I think its very rude, he is still her uncle.
I am getting married in August and I have the same situation, my autie died and I've barely spoken to her husband, but I am inviting him and my two cousins. My dad meets them regularly so I expect they will come and will be nice to see them.
It sounds as though it's not so much that they forgot he existed but that he hasn't really been in your cousin's life so as places and money is limited at weddings I'm not surprised he's not invited. He might have been invited if he was still married to your mum but that's because your mum made the effort to visit and keep in touch where as your dad didn't even bother visiting when your mum was alive so wasn't really much of an uncle.
I have an aunt whose deceased husband was the blood relative but I'd invite her to stuff because she has always been in touch with me and behaved like an aunt and we still send xmas cards and birthday cards.
If she'd never been around when we saw my uncle and cousins and sent no cards and didn't seem interested in me I probably wouldn't bother.
I do think uncles and aunts have more of an obligation to keep in touch with nieces and nephews than vv. I send my nephews stuff but don't care if they don't send me stuff.
My dad still sends cards to my cousins on my mum's side even though my mum's dead and still phones my aunt.
He might have been invited if he was still married to your mum He's widowed not divorced! it's totally differnent
My point was that he would ONLY have been invited because he was married to the OP's mum and you wouldn't not invite her husband.
YANBU. A similar thing happened in my family, the widowed family member was just completely dropped from family gatherings etc. particularly hard for her as her family was all abroad so she had only had her children still in the UK.
That's awful. He is her uncle, only by marriage I know, but it is a snub not to at least send an invitation.
Well if they've barely ever spoken and she could legitimately have forgotten he existed, I see nothing wrong in not inviting him. No criticism of him at all, but it sounds like he has made very little effort with the bride over the course of her life, so not sure why anyone would think he should be among those the bride and groom consider their nearest and dearest.
Brides and grooms should not have to invite people they don't know because their parents tell them to.
Also, the whole "he would have declined" thing - this has been played out so many times where parents of marrying couples say "oh just invite this person, they won't come anyway"... 95% of the time they do.
He hasn't behaved much like an uncle though. He's an uncle who has hardly ever seen his niece and doesn't sound as though he's corresponded at all with her since his wife died.

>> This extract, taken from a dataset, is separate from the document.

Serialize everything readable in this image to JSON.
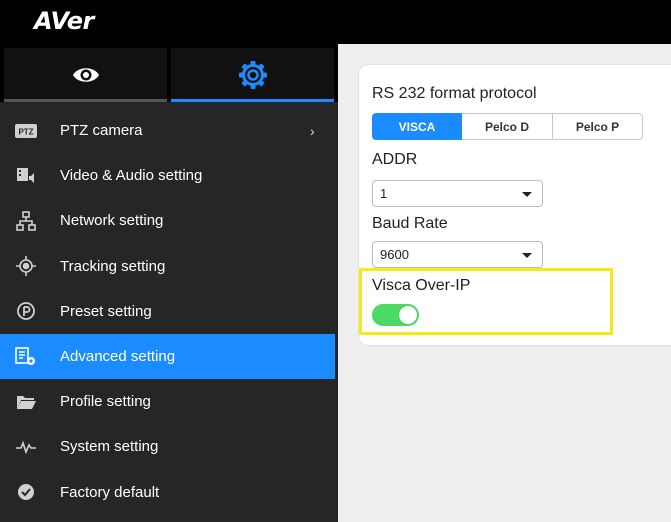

I don't view wedding invitations as something you get because of your position in the extended family. If you don't actually have a real relationship with someone then you shouldn't expect an invite. If you want people to make an effort with you then you have to make an effort with them, particularly if live abroad.
That's so sad . I can see both sides but the elder relatives should have done something , yanbu OP these widowed parents hey
That's awful but why didn't you say something before the big day? Sounds like you went along anyway. I likely wouldn't have in your shoes if my DF had been excluded!
I think it's horrible! My aunt (Mum's sister) died in 1963 and her widower (and later his 'new' wife) were invited to every family party until they each passed away in the '90s. They also hosted the 'family party' for us all at Xmas, keeping up the tradition that the siblings (Mum et al) rotated having the family for Xmas Dinner. When it would have been late Auntie's turn, Uncle and new-Aunt (not sure how else to refer to her ) took their turn.
I also lost a dear cousin in childbirth and her widower and his 'new' wife were/are also invited to our parties, although she later 'distanced' them from us.
Family is family.
If he'd some over with your mum and you when she visited I think he'd have been invited. He didn't form a relationship, it sounds like.